I ask because it appears that there is some sort of plate inserted at the rear of the cylinder and also between rear cylinder face and loading gate. This may be something attached to rear cylinder face. I also notice what appears to be a transverse pin in the upper front of the frame - - This might be to hold a barrel sleeve pin place.

I really don't know what effect this would have on collectors' valuation.

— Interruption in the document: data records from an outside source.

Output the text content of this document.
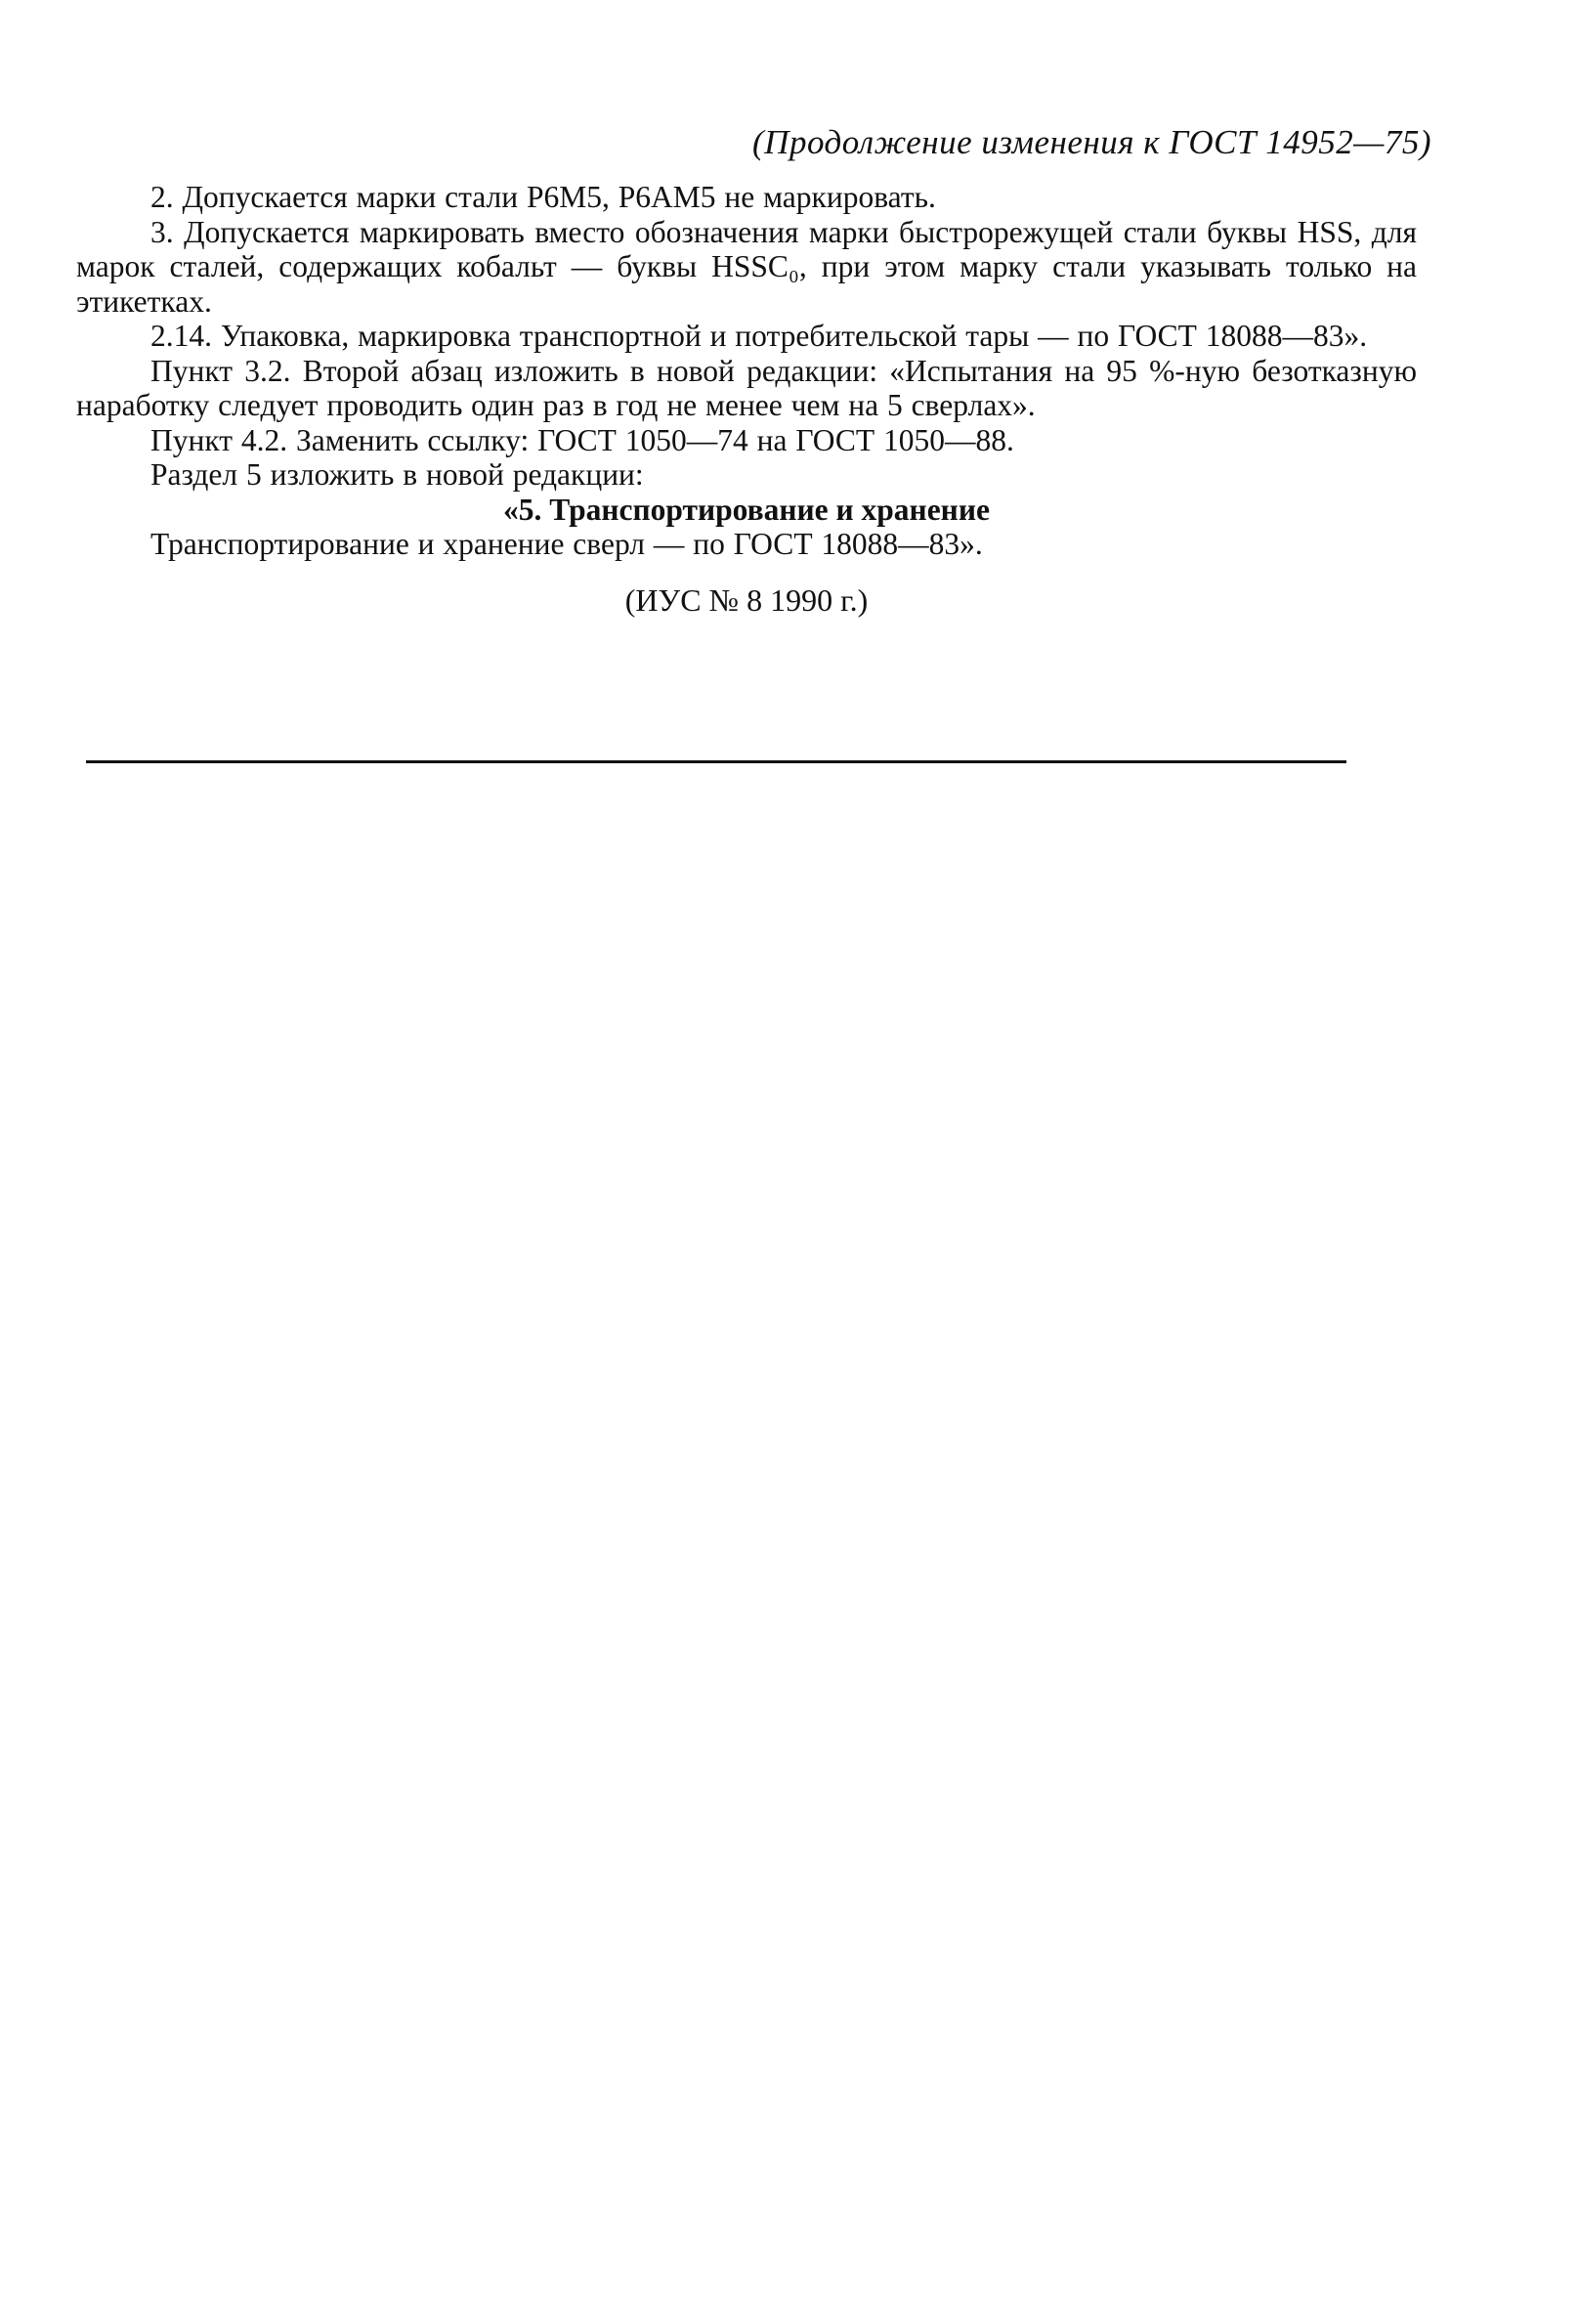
(Продолжение изменения к ГОСТ 14952—75)

2. Допускается марки стали Р6М5, Р6АМ5 не маркировать.

3. Допускается маркировать вместо обозначения марки быстрорежущей стали буквы HSS, для марок сталей, содержащих кобальт — буквы HSSC₀, при этом марку стали указывать только на этикетках.

2.14. Упаковка, маркировка транспортной и потребительской тары — по ГОСТ 18088—83».

Пункт 3.2. Второй абзац изложить в новой редакции: «Испытания на 95 %-ную безотказную наработку следует проводить один раз в год не менее чем на 5 сверлах».

Пункт 4.2. Заменить ссылку: ГОСТ 1050—74 на ГОСТ 1050—88.

Раздел 5 изложить в новой редакции:

«5. Транспортирование и хранение

Транспортирование и хранение сверл — по ГОСТ 18088—83».

(ИУС № 8 1990 г.)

You mention that this revolver is prohibited - - Does Canadian law make any provision for you to sell this item to a licensed collector or international dealer? I'm sure there are a lot of US collectors who would like to pay a fair price for such an item. It is not a "military firearm" or otherwise "evil" by any stretch of the imagination, and should, with some red tape, be importable into the USA. Whups! It must be "evil" to some extent, if your government forbids ownership of such. Please accept my sincere commiserations on that point.

Again, condolences for the passing of your dad.

Best,
Johnny

bubbygator
October 13, 2004, 09:55 PM
For general info, here's a 2002 opinion explaining the prohibition:When the prohibition was first brought up for short barrel handguns the reason given was that the firearms in this category had no legitimate sporting purpose and were too easily concealable. They also referred to them as "Saturday Night Specials". The cutoff was 105mm which meant that all the nominal 4" revolvers became prohibited as they measured a revolver from the muzzle to the end of the forcing cone at the barrel just ahead of the cylinder. Somehow, I don't think anyone knowledgable in firearms would refer to a Ruger GP series in 4" as a "Saturday Night Special".

Now, stay with me on this one, they measure the barrel on a semi automatic pistol from the muzzle to the rear of the chamber, slide closed. This is the same method used in measuring rifle barrels.

Now for those who are still following this, the overall length of the 4" barrelled revolver is greater, generally, than the overall length of a 5" barrelled pistol. This means that the sight radius, generally is about the same and the inherent accurracy would be at least as good. Keeping all this in mind, their justification for the prohibition is nothing more than Political BS.

I know that industry has traditionally measured the revolver barrel without chamber. The reason the Government choose to do it the same way was to enable them to prohibit as "short barrelled" all those 4" revolvers that are out there. They had estimates, done by their own people, that it covered over 50% of all handguns in Canada.

Had their goal actually been as stated, to go after firearms that were too easily concealled, they would have gone with a minimum overall length. Most of us know it is far easier to conceal a legal 5" Government Model 1911 than it is to conceal a prohibited 4" N frame S&W.